Standard procedure of the investigating committee, according to Fairbank, is to extract from the IPR files letters of the accused which seem to suggest "ulterior motives."
"In my case, they found a letter I wrote to Lauchlin Currie, one-time administrative assistant to F.D.R., when I was in China. I told him about intellectuals in China.
"They asked me if I had had any correspondence with him. If it had slipped my mind, and I had said 'no,' they could then flash the letter and trap me.
"As it happened I did remember and said 'yes,' and all they could do was produce the letter in confirmation.
"But in the case of Lattimore, the committee had files that went back 15 years. It was impossible for him to remember everything."

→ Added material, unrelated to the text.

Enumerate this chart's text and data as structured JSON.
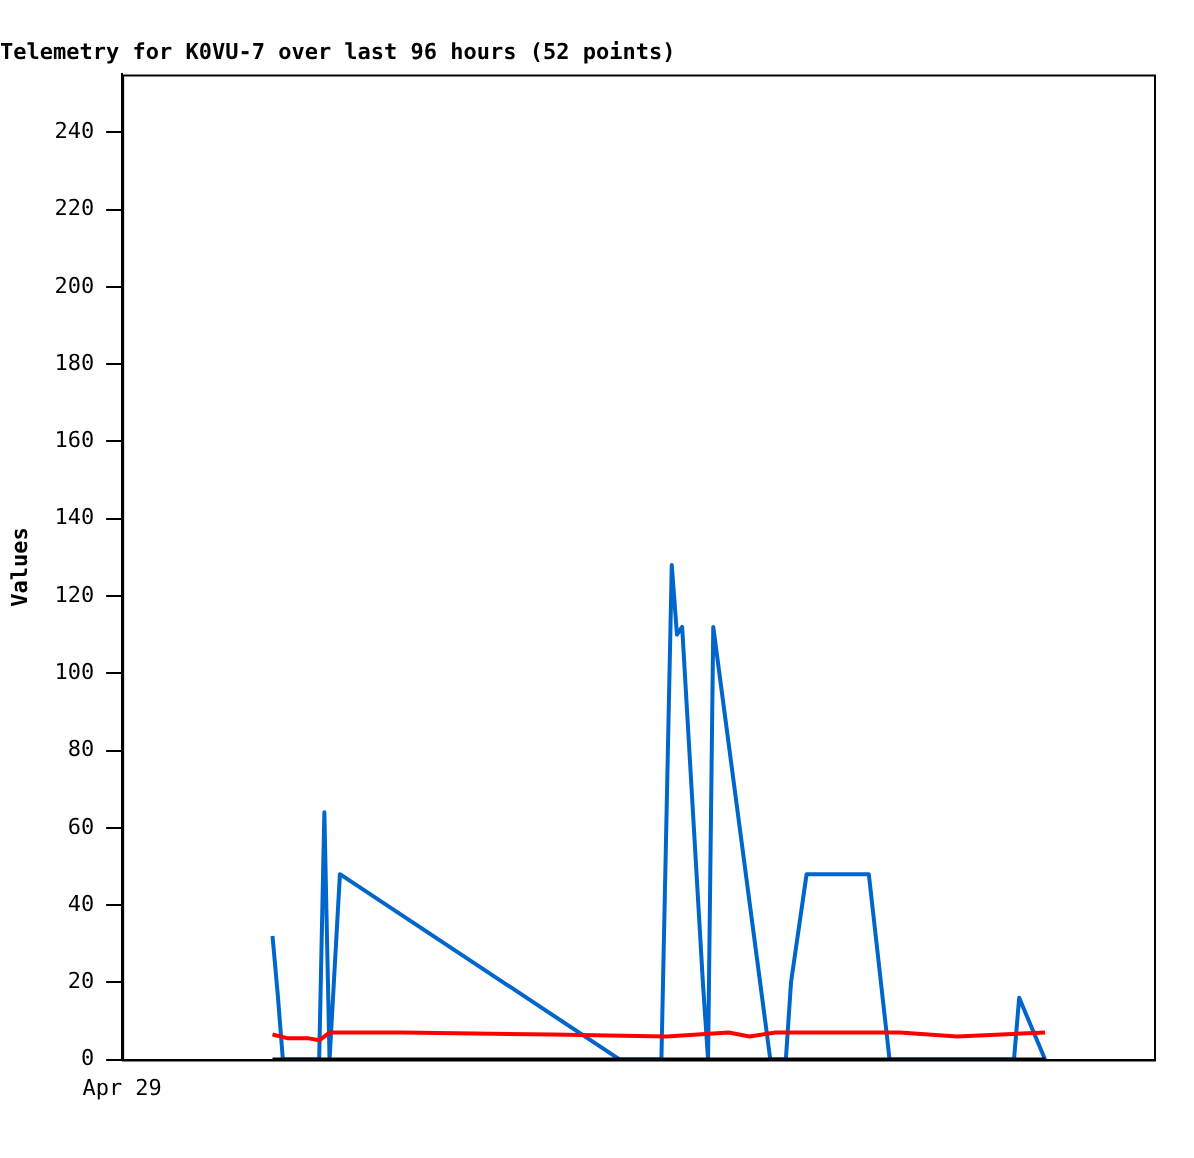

Concerning Lattimore, Fairbank said he was convinced the man is not and has never been a communist.
"I told the committee I have supported Lattimore ever since he was first attacked. Although I haven't always agreed with him, he's an honest man."
The investigators became a bit defensive on the second and last day of the hearings. One of the senators asked Fairbank how he could accuse the committee of guilt by association tactics, and the professor succeeded in getting confirmation that the committee has a procedure of first holding closed 'executive sessions' to question witnesses. Then in the public session, the committee counsel questions and the accusatory witness merely says, "yes."
"My complaint," Fairbank concluded, "is that there is no searching for evidence at these hearings; no cross-examination."
He went on to describe the actual organization and function of the IPR.
"The IPR is a very loose, decentralized, private agency consisting of businessmen, professors, and research workers in ten different national groups--one in each country around the Pacific.
"It has two ideas--to have conferences every two or three years with delegations from each group to discuss the problems of their areas, and permanent research programs which go on all the time in between so that the conferences can be based on study."
The group has been functioning since 1925. In that time it's had 11 international conferences. It also encourages and sponsors books on areas in the Pacific.
"To call it a subversive influence on United States policy in the Far East shows a complete ignorance of facts," Fair-bank asserted.